Amanda Reads: The Rest of the Story

Hello, internet people! This past weekend, I got a little extra time to myself and was able to tear through the latest Sarah Dessen novel, The Rest of the Story. 

Most of you know that I’ve been a Dessen fan since middle school, when a teacher introduced me to her books. One of the books that moves with me from place to place is a signed copy of Just Listen, from that time I awkwardly stood very far away from Sarah Dessen while my friend took our picture. She is one of the writers who has always inspired me, and who I’ve never stopped reading, even after all this time.

So, you can imagine my excitement when I found out we were getting a new book this year! I marked June 4th on my calendar, pre-ordered the book, and anxiously awaited the weekend when I could really sit down and dig in. On Sunday, I finally did.

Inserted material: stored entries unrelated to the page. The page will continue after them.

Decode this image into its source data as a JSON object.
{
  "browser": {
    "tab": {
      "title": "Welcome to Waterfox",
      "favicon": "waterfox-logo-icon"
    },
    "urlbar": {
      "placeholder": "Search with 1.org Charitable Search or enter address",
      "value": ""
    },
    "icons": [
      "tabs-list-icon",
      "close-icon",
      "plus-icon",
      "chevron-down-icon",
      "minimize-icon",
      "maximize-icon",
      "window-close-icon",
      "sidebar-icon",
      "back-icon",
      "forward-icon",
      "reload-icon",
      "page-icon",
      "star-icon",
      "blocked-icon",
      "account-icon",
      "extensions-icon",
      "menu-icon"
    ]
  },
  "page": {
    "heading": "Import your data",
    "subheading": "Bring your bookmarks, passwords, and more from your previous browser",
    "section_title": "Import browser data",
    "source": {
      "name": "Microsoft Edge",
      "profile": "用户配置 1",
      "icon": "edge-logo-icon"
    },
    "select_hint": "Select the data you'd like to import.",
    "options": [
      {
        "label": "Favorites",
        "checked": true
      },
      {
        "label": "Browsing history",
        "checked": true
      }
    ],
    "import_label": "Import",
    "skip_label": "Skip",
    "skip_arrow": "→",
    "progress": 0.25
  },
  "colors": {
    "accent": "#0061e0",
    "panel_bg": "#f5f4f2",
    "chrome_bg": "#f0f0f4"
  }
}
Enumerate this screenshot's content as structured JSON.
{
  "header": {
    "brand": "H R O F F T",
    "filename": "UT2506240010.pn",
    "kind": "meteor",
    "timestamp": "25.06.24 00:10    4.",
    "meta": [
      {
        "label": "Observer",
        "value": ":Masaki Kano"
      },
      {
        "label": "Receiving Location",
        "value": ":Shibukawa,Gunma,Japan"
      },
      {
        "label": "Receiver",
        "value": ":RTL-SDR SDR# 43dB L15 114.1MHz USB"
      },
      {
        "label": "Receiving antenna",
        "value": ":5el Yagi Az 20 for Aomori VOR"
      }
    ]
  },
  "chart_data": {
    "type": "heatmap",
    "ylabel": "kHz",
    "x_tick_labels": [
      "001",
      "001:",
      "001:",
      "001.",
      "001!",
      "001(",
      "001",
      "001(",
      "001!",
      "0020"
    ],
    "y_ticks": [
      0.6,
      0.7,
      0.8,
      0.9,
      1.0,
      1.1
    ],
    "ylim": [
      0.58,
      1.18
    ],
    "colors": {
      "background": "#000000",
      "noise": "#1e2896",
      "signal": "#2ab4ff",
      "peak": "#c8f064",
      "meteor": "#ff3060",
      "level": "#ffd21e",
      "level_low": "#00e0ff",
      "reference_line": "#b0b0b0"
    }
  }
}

There are many things I love about returning to a favorite author, particularly one who continues to publish new books. It’s like sitting down with an old friend you haven’t seen for a while, and unlike a reread, you get to catch up with what’s new. I still remember the last time I did this, back in 2017 when Once and For All came out. Then, I was shocked to find the protagonist dealing with an issue I’d been struggling with myself (see the original post for more).

This time, the story wasn’t quite so close to home. But that’s the thing about a Dessen (as I fondly went around calling this book for the whole handful of days it took me to read it). You can always relate to the struggles of the protagonist–she has a way of taking the coming-of-age story, universal truths about growing into yourself and discovering who you’ve been and who you will be, and lightly draping them over the delightful backdrop of a summer romance. That summer between high school and college is her sweet spot, and through it she has explored so very many issues that are essential for young adults.

The primary struggles this time are understanding family, history, and learning how your sense of self fits into–and defies–those narratives. Even at 27, I feel there’s plenty to learn about self-identity and understanding who you are in relation to your history, your family’s history, and even your future.

I enjoyed this book immensely, even if I didn’t swoon over the male protagonist in quite the way I would have as a teenager (or maybe this one just isn’t my type?). As always, it balanced light, summertime vacation and first love with the real struggles of growing into yourself and making choices that will help define who you become. Dessen has a way of making characters come to life, giving them idiosyncrasies and ways of talking that foster connection and truth.

Not to mention, she has her own universe at this point. Though I haven’t reread the earlier books in years (is it time? It might be time), I still know reflexively when I see a reference to the band Spinnerbait on the page that “Hate Spinnerbait” is the correct response. Little mentions like this are fun inside nods to longterm fans (or simply voracious ones), but are a delicate enough touch that I doubt they’d distract a reader not in the know.

I will forever and always recommend Sarah Dessen, and The Rest of the Story is no different. So glad to have spent my Sunday afternoon with Emma Saylor and everyone up at North Lake/Lake North.